La caisse réplique que la société ne justifie d'aucun élément pertinent de nature à exclure le rôle causal de l'accident du travail et ne caractérise pas l'existence d'un état pathologique indépendant qui serait à l'origine exclusive des soins et arrêts de travail.
Sur ce,
Il résulte du rapport d'expertise du docteur [V] du 10 avril 2019 qu'au regard des examens médicaux pratiqués, les arrêts de travail sont bien en relation à compter du 14 novembre 2009 avec la pathologie post-traumatique accidentelle et cohérente avec le fait professionnel décrit et qu'il existe un continuum symptomatique et de prise en charge du désordre cervico-scapulaire gauche, en réalité une pathologie d'épaule, avec une participation algofonctionnelle régionale.
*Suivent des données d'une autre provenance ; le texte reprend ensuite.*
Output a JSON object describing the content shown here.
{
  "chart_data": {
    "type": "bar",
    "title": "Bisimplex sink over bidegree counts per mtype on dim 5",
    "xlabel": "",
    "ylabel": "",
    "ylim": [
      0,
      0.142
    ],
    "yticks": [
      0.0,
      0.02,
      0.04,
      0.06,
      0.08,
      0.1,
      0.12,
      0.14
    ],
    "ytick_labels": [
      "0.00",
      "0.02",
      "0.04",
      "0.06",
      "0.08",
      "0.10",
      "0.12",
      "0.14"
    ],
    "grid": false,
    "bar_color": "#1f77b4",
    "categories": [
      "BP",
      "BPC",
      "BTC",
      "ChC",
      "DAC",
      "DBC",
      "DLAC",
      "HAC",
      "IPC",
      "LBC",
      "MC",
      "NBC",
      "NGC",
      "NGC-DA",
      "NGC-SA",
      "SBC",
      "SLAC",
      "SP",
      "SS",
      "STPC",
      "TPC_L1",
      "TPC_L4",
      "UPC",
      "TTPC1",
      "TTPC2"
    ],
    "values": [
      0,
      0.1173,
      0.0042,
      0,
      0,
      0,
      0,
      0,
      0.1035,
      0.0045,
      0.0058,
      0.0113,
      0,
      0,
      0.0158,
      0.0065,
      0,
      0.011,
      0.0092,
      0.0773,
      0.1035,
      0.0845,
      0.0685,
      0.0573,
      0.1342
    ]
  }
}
Les observations du docteur [M], mandaté par la société du 10 juin 2020, sont insuffisantes à caractériser qu'il pourrait exister un état antérieur, qui n'est pas retenu par l'expert, qui aurait évolué de son propre compte, indépendamment de l'accident du travail, le docteur [M] se basant sur des considérations d'ordre général tirées des recommandations de la haure autorité de santé pour supposer que, s'agissant d'une simple poussée de tendinite, les soins et arrêts seraient justifiés jusqu'au 20 janvier 2010.
Par conséquent, les observations du docteur [M], qui avait assisté la société durant l'expertise, n'apparaissent pas de nature à jeter le discrédit sur le rapport circonstancié du docteur [V], de sorte que la demande de nouvelle expertise sera rejetée.
Il y a donc lieu, au regard des conclusions de l'expert, de confirmer le jugement qui a déclaré opposable à la société la décision de prise en charge de la caisse de l'accident du travail subi par Mme [E] [K] le 20 octobre 2009 au titre de la législation sur les risques professionnels pour l'ensemble des arrêts et soins jusqu'à la consolidation de l'état de santé de la victime.
Il convient de condamner la société à prendre à sa charge les frais de l'expertise judiciaire.
La société sera condamnée aux dépens d'appel.
PAR CES MOTIFS
LA COUR,
DECLARE l'appel recevable,
REJETTE les demandes de la société Carrefour Hypermarchés,
CONFIRME le jugement déféré,
CONDAMNE la société Carrefour Hypermarchés au paiement des frais d'expertise,
CONDAMNE la société Carrefour Hypermarchés aux dépens d'appel.